Again, pet food manufacturers need to manage their expectations for product timelines, how much risk will be involved in launching the new product, and how much putting it on the shelf will cost, Yamka said. Manufacturers must also avoid scope creep, or stay focused on what specifically they want their pet food to do, and avoid overanalyzing and unnecessary study of the product. At the same time, they must not ignore red flags or be overly frustrated when research doesn’t go as expected.

Commercialization

After product formula is tested and approved, pet food companies must make a final assessment of the product’s ability to succeed on the pet food market. Manufacturers need to consider how quickly they can scale up production, if the product can be consistently produced, if products in the first batch and the hundredth batch have the same nutritional content and if sales orders can be filled before the product hits the market.

Yamka said the commercialization phase is fraught with obstacles as well. Issues with ingredient sizes, their ability to blend into a formula and function under large-scale extrusion can hamper manufacturing. Sometimes products don’t have the same quality in large batches as they did in small batches due to manufacturing issues. He warned pet food professionals to ask themselves before launch if the product still fills a niche in the market, if it can be sold at a profit, and if consumers will actually pick their product out of the crowded pet food aisle.

Launch

Now that the product is ready for prime time, the work is not over. Yamka said pet food manufacturers need to focus on four key factors: consumer education, shelf space at retailers, product marketing, and what the product’s long-term future looks like. Consumers must be educated on why the product is different from competitors and how it works. The correct retailer must be identified. The correct marketing channel – meetings, trade shows, digital or print advertising – must be identified and a strategy must be in place to keep the product relevant over the long term.

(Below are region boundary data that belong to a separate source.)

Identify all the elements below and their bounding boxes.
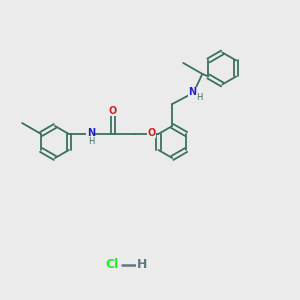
Text: H: H [88,137,94,146]
Text: N: N [87,128,95,138]
Text: Cl: Cl [105,259,119,272]
Text: H: H [137,259,147,272]
Text: O: O [147,128,155,138]
Text: N: N [188,87,196,97]
Text: O: O [109,106,117,116]
Text: H: H [196,94,203,103]
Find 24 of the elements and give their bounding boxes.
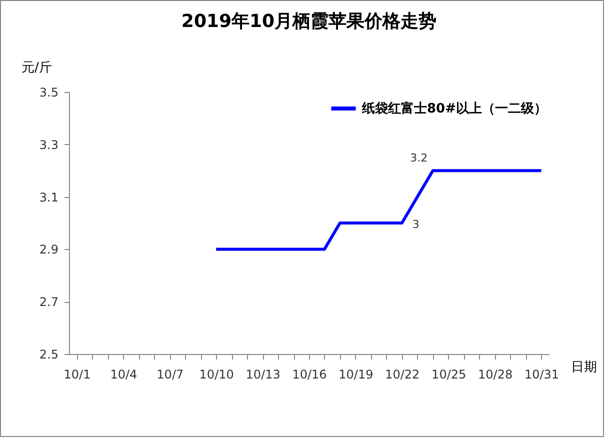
y-axis-title: 元/斤 bbox=[22, 60, 52, 76]
x-tick-label: 10/25 bbox=[432, 368, 466, 382]
y-tick-label: 2.9 bbox=[39, 242, 58, 257]
x-axis-title: 日期 bbox=[571, 360, 597, 375]
data-label: 3 bbox=[412, 218, 420, 231]
legend-label: 纸袋红富士80#以上（一二级） bbox=[361, 100, 547, 116]
x-tick-label: 10/13 bbox=[246, 368, 280, 382]
chart-title: 2019年10月栖霞苹果价格走势 bbox=[181, 11, 437, 32]
data-label: 3.2 bbox=[410, 152, 428, 165]
x-tick-label: 10/31 bbox=[524, 368, 560, 382]
x-tick-label: 10/4 bbox=[110, 368, 138, 382]
y-tick-label: 2.7 bbox=[39, 295, 58, 310]
y-tick-label: 2.5 bbox=[39, 348, 58, 362]
y-tick-label: 3.5 bbox=[39, 86, 58, 100]
x-tick-label: 10/7 bbox=[156, 368, 184, 382]
x-tick-label: 10/22 bbox=[385, 368, 420, 382]
x-tick-label: 10/16 bbox=[292, 368, 327, 382]
line-series bbox=[214, 169, 543, 251]
y-tick-label: 3.3 bbox=[39, 138, 58, 152]
y-tick-label: 3.1 bbox=[39, 190, 58, 204]
x-tick-label: 10/10 bbox=[199, 368, 234, 382]
x-tick-label: 10/1 bbox=[64, 368, 91, 382]
x-tick-label: 10/19 bbox=[338, 368, 374, 382]
x-tick-label: 10/28 bbox=[478, 368, 513, 382]
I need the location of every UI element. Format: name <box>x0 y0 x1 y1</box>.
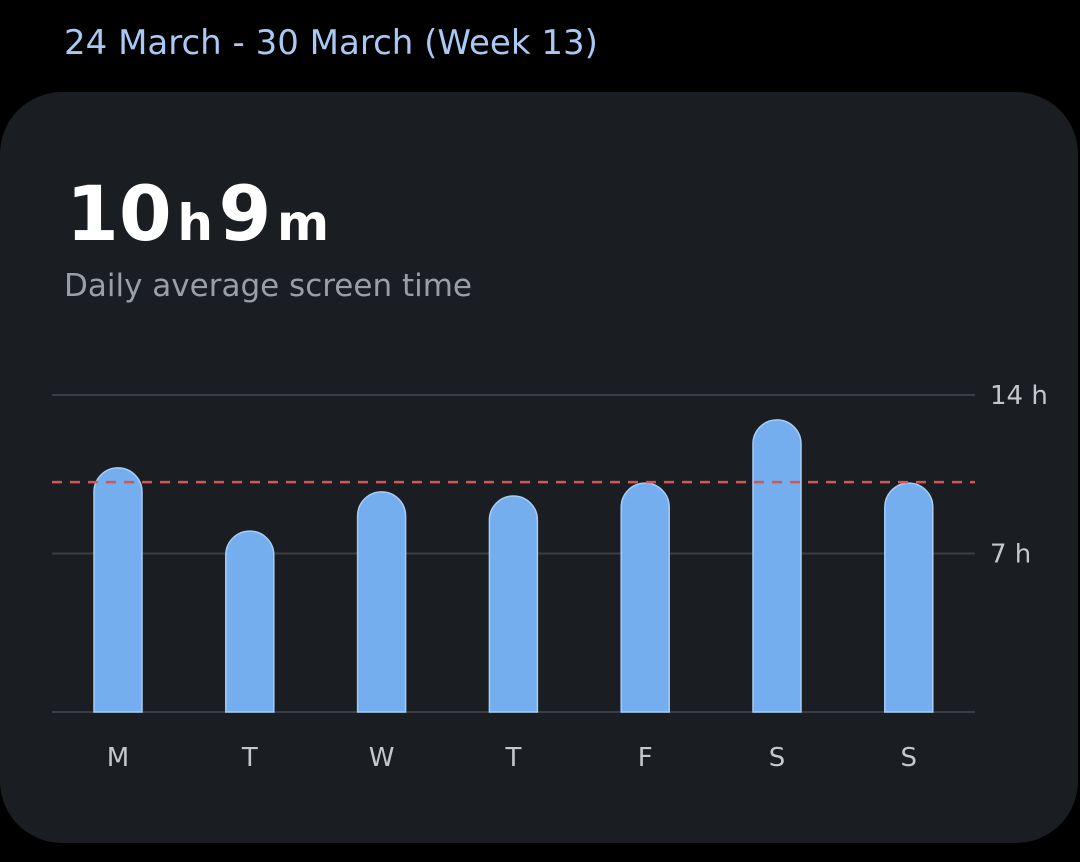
x-tick-label: T <box>241 743 258 773</box>
x-tick-label: W <box>369 743 395 773</box>
caption: Daily average screen time <box>64 268 472 304</box>
bar <box>620 482 670 713</box>
bar <box>752 419 802 713</box>
week-title[interactable]: 24 March - 30 March (Week 13) <box>64 23 598 63</box>
bar <box>884 482 934 713</box>
average-time: 10 h 9 m <box>66 169 329 258</box>
hours: 10 <box>66 169 172 258</box>
hours-unit: h <box>177 194 213 252</box>
x-tick-label: F <box>638 743 653 773</box>
minutes: 9 <box>219 169 272 258</box>
bar <box>488 495 539 713</box>
bar <box>225 530 275 713</box>
bar <box>93 467 143 713</box>
x-tick-label: M <box>107 743 129 773</box>
x-tick-label: T <box>504 743 521 773</box>
bar <box>356 491 407 713</box>
chart: 7 h 14 h M T W T F S S <box>52 381 1048 773</box>
x-tick-label: S <box>769 743 786 773</box>
y-tick-label: 14 h <box>990 381 1048 411</box>
x-tick-label: S <box>901 743 918 773</box>
y-tick-label: 7 h <box>990 540 1031 570</box>
minutes-unit: m <box>277 194 329 252</box>
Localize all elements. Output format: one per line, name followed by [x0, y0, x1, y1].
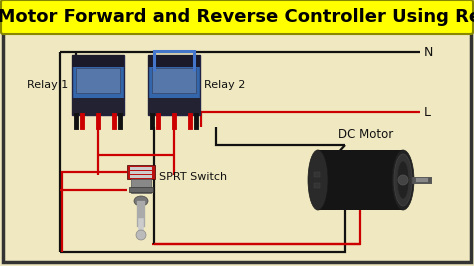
Bar: [72, 55, 124, 115]
Ellipse shape: [394, 154, 412, 206]
Bar: [148, 55, 200, 115]
Bar: [130, 171, 152, 173]
Text: DC Motor Forward and Reverse Controller Using Relay: DC Motor Forward and Reverse Controller …: [0, 8, 474, 26]
FancyBboxPatch shape: [1, 0, 473, 34]
Circle shape: [136, 230, 146, 240]
Bar: [148, 55, 200, 67]
Text: DC Motor: DC Motor: [338, 128, 393, 142]
FancyBboxPatch shape: [3, 32, 471, 262]
Bar: [131, 179, 151, 193]
Bar: [314, 183, 320, 188]
Text: Relay 1: Relay 1: [27, 80, 68, 90]
Ellipse shape: [308, 150, 328, 210]
Bar: [129, 187, 153, 192]
Text: Relay 2: Relay 2: [204, 80, 246, 90]
Ellipse shape: [397, 161, 409, 199]
Ellipse shape: [134, 196, 148, 206]
Bar: [318, 150, 403, 210]
Circle shape: [398, 175, 408, 185]
Bar: [76, 68, 120, 93]
Text: L: L: [424, 106, 431, 118]
Bar: [148, 98, 200, 115]
Ellipse shape: [392, 150, 414, 210]
Bar: [130, 175, 152, 177]
Bar: [127, 165, 155, 179]
Text: N: N: [424, 45, 433, 59]
Text: SPRT Switch: SPRT Switch: [159, 172, 227, 182]
Bar: [314, 172, 320, 177]
Bar: [130, 167, 152, 169]
Bar: [72, 98, 124, 115]
Bar: [152, 68, 196, 93]
Bar: [72, 55, 124, 67]
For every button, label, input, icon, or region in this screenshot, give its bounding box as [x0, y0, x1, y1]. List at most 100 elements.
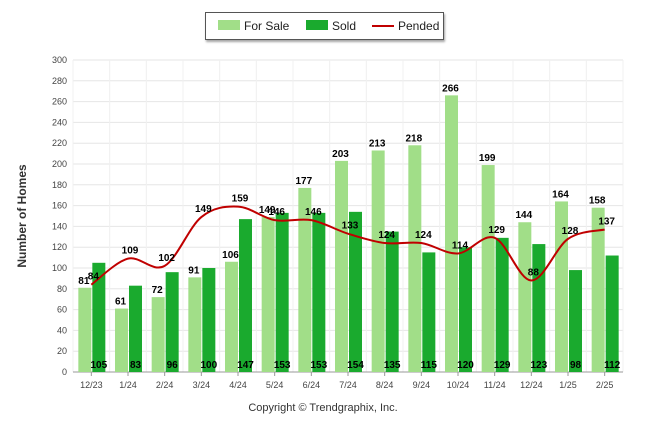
data-label-pended: 124 — [378, 230, 395, 241]
legend-label-sold: Sold — [332, 19, 357, 33]
x-tick-label: 2/25 — [596, 380, 614, 390]
data-label-pended: 109 — [122, 246, 139, 257]
data-label-pended: 124 — [415, 230, 432, 241]
data-label-for-sale: 91 — [188, 265, 200, 276]
data-label-sold: 100 — [200, 360, 217, 371]
x-tick-label: 9/24 — [413, 380, 431, 390]
x-tick-label: 5/24 — [266, 380, 284, 390]
y-tick-label: 0 — [62, 367, 67, 377]
data-label-pended: 84 — [88, 272, 100, 283]
data-label-for-sale: 177 — [295, 176, 312, 187]
data-label-sold: 83 — [130, 360, 142, 371]
data-label-pended: 88 — [528, 267, 540, 278]
bar-for-sale — [408, 145, 422, 372]
bar-for-sale — [335, 160, 348, 372]
y-tick-label: 280 — [52, 76, 67, 86]
bar-for-sale — [188, 277, 202, 372]
data-label-for-sale: 203 — [332, 149, 349, 160]
data-label-for-sale: 164 — [552, 189, 569, 200]
bar-sold — [569, 270, 582, 372]
bar-for-sale — [261, 217, 275, 372]
data-label-for-sale: 144 — [515, 210, 532, 221]
y-tick-label: 60 — [57, 305, 67, 315]
legend-label-pended: Pended — [398, 19, 440, 33]
y-tick-label: 220 — [52, 138, 67, 148]
data-label-for-sale: 199 — [479, 153, 496, 164]
legend-swatch-for-sale — [218, 20, 240, 30]
x-tick-label: 7/24 — [339, 380, 357, 390]
data-label-for-sale: 81 — [78, 276, 90, 287]
bar-sold — [459, 247, 472, 372]
x-tick-label: 8/24 — [376, 380, 394, 390]
data-label-sold: 129 — [494, 360, 511, 371]
y-tick-label: 120 — [52, 242, 67, 252]
x-tick-label: 4/24 — [229, 380, 247, 390]
bar-for-sale — [591, 207, 605, 372]
bar-for-sale — [151, 297, 165, 372]
bar-for-sale — [225, 261, 238, 372]
data-label-for-sale: 218 — [405, 133, 422, 144]
data-label-for-sale: 149 — [259, 205, 276, 216]
line-pended — [90, 205, 605, 286]
bar-sold — [165, 272, 179, 372]
x-tick-label: 1/24 — [119, 380, 137, 390]
y-tick-label: 140 — [52, 221, 67, 231]
data-label-pended: 114 — [452, 240, 469, 251]
data-label-pended: 146 — [305, 207, 322, 218]
y-tick-label: 240 — [52, 117, 67, 127]
data-label-for-sale: 213 — [369, 138, 386, 149]
legend-swatch-pended — [372, 25, 394, 27]
legend: For Sale Sold Pended — [205, 12, 444, 40]
data-label-sold: 123 — [530, 360, 547, 371]
data-label-sold: 153 — [274, 360, 291, 371]
bar-for-sale — [298, 187, 312, 372]
legend-label-for-sale: For Sale — [244, 19, 290, 33]
data-label-pended: 102 — [158, 253, 175, 264]
bar-sold — [349, 211, 362, 372]
data-label-pended: 133 — [342, 221, 359, 232]
data-label-sold: 153 — [310, 360, 327, 371]
x-tick-label: 12/24 — [520, 380, 543, 390]
bar-sold — [495, 237, 509, 372]
bar-sold — [129, 285, 142, 372]
data-label-sold: 135 — [384, 360, 401, 371]
y-tick-label: 200 — [52, 159, 67, 169]
data-label-pended: 149 — [195, 204, 212, 215]
data-label-pended: 129 — [488, 225, 505, 236]
bar-for-sale — [555, 201, 568, 372]
data-label-for-sale: 61 — [115, 297, 127, 308]
y-tick-label: 100 — [52, 263, 67, 273]
copyright: Copyright © Trendgraphix, Inc. — [248, 402, 398, 414]
x-tick-label: 10/24 — [447, 380, 470, 390]
data-label-for-sale: 106 — [222, 250, 239, 261]
data-label-for-sale: 158 — [589, 196, 606, 207]
data-label-for-sale: 72 — [152, 285, 164, 296]
data-label-sold: 147 — [237, 360, 254, 371]
y-tick-label: 300 — [52, 55, 67, 65]
data-label-for-sale: 266 — [442, 83, 459, 94]
bar-sold — [532, 244, 546, 372]
bar-for-sale — [518, 222, 532, 372]
x-tick-label: 3/24 — [193, 380, 211, 390]
x-tick-label: 2/24 — [156, 380, 174, 390]
y-tick-label: 180 — [52, 180, 67, 190]
bar-for-sale — [481, 165, 495, 372]
data-label-sold: 96 — [167, 360, 179, 371]
x-tick-label: 1/25 — [559, 380, 577, 390]
bar-for-sale — [78, 287, 92, 372]
bar-sold — [202, 268, 216, 372]
data-label-pended: 128 — [562, 226, 579, 237]
bar-sold — [239, 219, 252, 372]
y-tick-label: 40 — [57, 325, 67, 335]
data-label-sold: 112 — [604, 360, 621, 371]
bar-for-sale — [115, 308, 128, 372]
bar-for-sale — [445, 95, 458, 373]
bar-sold — [385, 231, 399, 372]
data-label-sold: 98 — [570, 360, 582, 371]
data-label-sold: 105 — [90, 360, 107, 371]
y-tick-label: 260 — [52, 97, 67, 107]
data-label-sold: 154 — [347, 360, 364, 371]
legend-swatch-sold — [306, 20, 328, 30]
y-tick-label: 160 — [52, 201, 67, 211]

Yamka said pet food companies need to ask themselves who they are communicating with – pet owners, veterinarians or retailers – and how they are promoting their product. There is no greater waste of resources, he said, than spending time and effort putting a product on a shelf only to see it go unsold. Pet food companies must also consider their product’s place in the market over the long term and how long the product will stay relevant to consumers. To maximize a product’s life cycle, a strategy must be in place to keep the product relevant for years to come.